Developmental Neurorehabilitation
- Discipline: Neurology
- Language: English
- Edited by: Russell Lang and Wendy Machalicek

Publication details
- Former name: Pediatric Rehabilitation
- History: 1997–present
- Publisher: Taylor and Francis Group
- Frequency: Bimonthly
- Impact factor: 2.05 (2014)

Standard abbreviations
- ISO 4: Dev. Neurorehabilit.
- NLM: Dev Neurorehabil

Indexing
- CODEN: PEREFP
- ISSN: 1751-8423 (print) 1751-8431 (web)
- OCLC no.: 122931414

Links
- Journal homepage;

= Developmental Neurorehabilitation =

Developmental Neurorehabilitiation is a peer-reviewed medical journal which covers research into recovery and rehabilitation in children with brain injury and neurological disorders. The editors of Developmental Neurorehabilitation are Russell Lang Texas State University and Wendy Machalicek University of Oregon.

The journal is focused on a developmental perspective: the longitudinal consequences of neurological insult during childhood and the impact of such injury in later life.
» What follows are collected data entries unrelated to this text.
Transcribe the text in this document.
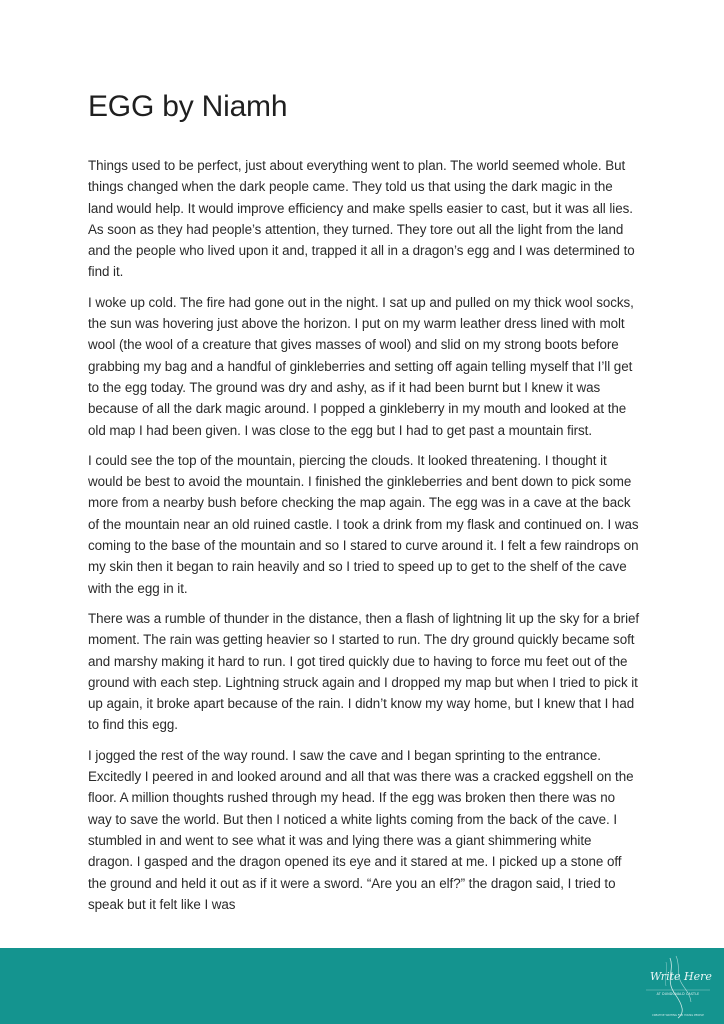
EGG by Niamh

Things used to be perfect, just about everything went to plan. The world seemed whole. But things changed when the dark people came. They told us that using the dark magic in the land would help. It would improve efficiency and make spells easier to cast, but it was all lies. As soon as they had people’s attention, they turned. They tore out all the light from the land and the people who lived upon it and, trapped it all in a dragon’s egg and I was determined to find it.

I woke up cold. The fire had gone out in the night. I sat up and pulled on my thick wool socks, the sun was hovering just above the horizon. I put on my warm leather dress lined with molt wool (the wool of a creature that gives masses of wool) and slid on my strong boots before grabbing my bag and a handful of ginkleberries and setting off again telling myself that I’ll get to the egg today. The ground was dry and ashy, as if it had been burnt but I knew it was because of all the dark magic around. I popped a ginkleberry in my mouth and looked at the old map I had been given. I was close to the egg but I had to get past a mountain first.

I could see the top of the mountain, piercing the clouds. It looked threatening. I thought it would be best to avoid the mountain. I finished the ginkleberries and bent down to pick some more from a nearby bush before checking the map again. The egg was in a cave at the back of the mountain near an old ruined castle. I took a drink from my flask and continued on. I was coming to the base of the mountain and so I stared to curve around it. I felt a few raindrops on my skin then it began to rain heavily and so I tried to speed up to get to the shelf of the cave with the egg in it.

There was a rumble of thunder in the distance, then a flash of lightning lit up the sky for a brief moment. The rain was getting heavier so I started to run. The dry ground quickly became soft and marshy making it hard to run. I got tired quickly due to having to force mu feet out of the ground with each step. Lightning struck again and I dropped my map but when I tried to pick it up again, it broke apart because of the rain. I didn’t know my way home, but I knew that I had to find this egg.

I jogged the rest of the way round. I saw the cave and I began sprinting to the entrance. Excitedly I peered in and looked around and all that was there was a cracked eggshell on the floor. A million thoughts rushed through my head. If the egg was broken then there was no way to save the world. But then I noticed a white lights coming from the back of the cave. I stumbled in and went to see what it was and lying there was a giant shimmering white dragon. I gasped and the dragon opened its eye and it stared at me. I picked up a stone off the ground and held it out as if it were a sword. “Are you an elf?” the dragon said, I tried to speak but it felt like I was

Write Here
AT DUNDONALD CASTLE
CREATIVE WRITING FOR YOUNG PEOPLE
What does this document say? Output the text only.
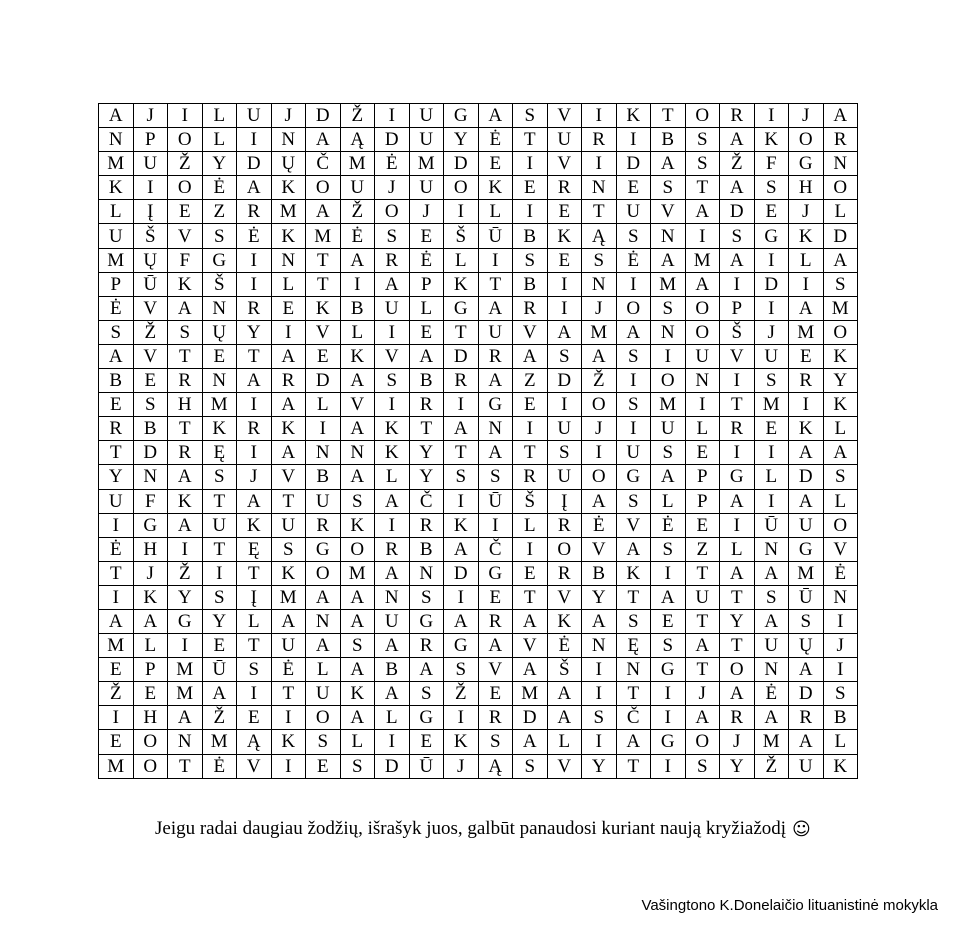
A	J	I	L	U	J	D	Ž	I	U	G	A	S	V	I	K	T	O	R	I	J	A
N	P	O	L	I	N	A	Ą	D	U	Y	Ė	T	U	R	I	B	S	A	K	O	R
M	U	Ž	Y	D	Ų	Č	M	Ė	M	D	E	I	V	I	D	A	S	Ž	F	G	N
K	I	O	Ė	A	K	O	U	J	U	O	K	E	R	N	E	S	T	A	S	H	O
L	Į	E	Z	R	M	A	Ž	O	J	I	L	I	E	T	U	V	A	D	E	J	L
U	Š	V	S	Ė	K	M	Ė	S	E	Š	Ū	B	K	Ą	S	N	I	S	G	K	D
M	Ų	F	G	I	N	T	A	R	Ė	L	I	S	E	S	Ė	A	M	A	I	L	A
P	Ū	K	Š	I	L	T	I	A	P	K	T	B	I	N	I	M	A	I	D	I	S
Ė	V	A	N	R	E	K	B	U	L	G	A	R	I	J	O	S	O	P	I	A	M
S	Ž	S	Ų	Y	I	V	L	I	E	T	U	V	A	M	A	N	O	Š	J	M	O
A	V	T	E	T	A	E	K	V	A	D	R	A	S	A	S	I	U	V	U	E	K
B	E	R	N	A	R	D	A	S	B	R	A	Z	D	Ž	I	O	N	I	S	R	Y
E	S	H	M	I	A	L	V	I	R	I	G	E	I	O	S	M	I	T	M	I	K
R	B	T	K	R	K	I	A	K	T	A	N	I	U	J	I	U	L	R	E	K	L
T	D	R	Ę	I	A	N	N	K	Y	T	A	T	S	I	U	S	E	I	I	A	A
Y	N	A	S	J	V	B	A	L	Y	S	S	R	U	O	G	A	P	G	L	D	S
U	F	K	T	A	T	U	S	A	Č	I	Ū	Š	Į	A	S	L	P	A	I	A	L
I	G	A	U	K	U	R	K	I	R	K	I	L	R	Ė	V	Ė	E	I	Ū	U	O
Ė	H	I	T	Ę	S	G	O	R	B	A	Č	I	O	V	A	S	Z	L	N	G	V
T	J	Ž	I	T	K	O	M	A	N	D	G	E	R	B	K	I	T	A	A	M	Ė
I	K	Y	S	Į	M	A	A	N	S	I	E	T	V	Y	T	A	U	T	S	Ū	N
A	A	G	Y	L	A	N	A	U	G	A	R	A	K	A	S	E	T	Y	A	S	I
M	L	I	E	T	U	A	S	A	R	G	A	V	Ė	N	Ę	S	A	T	U	Ų	J
E	P	M	Ū	S	Ė	L	A	B	A	S	V	A	Š	I	N	G	T	O	N	A	I
Ž	E	M	A	I	T	U	K	A	S	Ž	E	M	A	I	T	I	J	A	Ė	D	S
I	H	A	Ž	E	I	O	A	L	G	I	R	D	A	S	Č	I	A	R	A	R	B
E	O	N	M	Ą	K	S	L	I	E	K	S	A	L	I	A	G	O	J	M	A	L
M	O	T	Ė	V	I	E	S	D	Ū	J	Ą	S	V	Y	T	I	S	Y	Ž	U	K
Jeigu radai daugiau žodžių, išrašyk juos, galbūt panaudosi kuriant naują kryžiažodį ☺
Vašingtono K.Donelaičio lituanistinė mokykla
It covers childhood neurological disorders and treatment, encompassing factors of lifespan, neurological recovery and intervention at experimental, clinical and theoretical levels.

Developmental Neurorehabilitation is indexed in ACNR, Cinahl, EBSCO Online, Elsevier Bibliographic Databases, Family Index Database, Index Medicus/MEDLINE, Journal Citation Reports/Science Edition (Thomson Reuters), Neuroscience Citation Index, PEDro, PsycINFO, PubMed, RECAL Information Services, Science Citation Inex Expanded (SciSearch), and Scopus.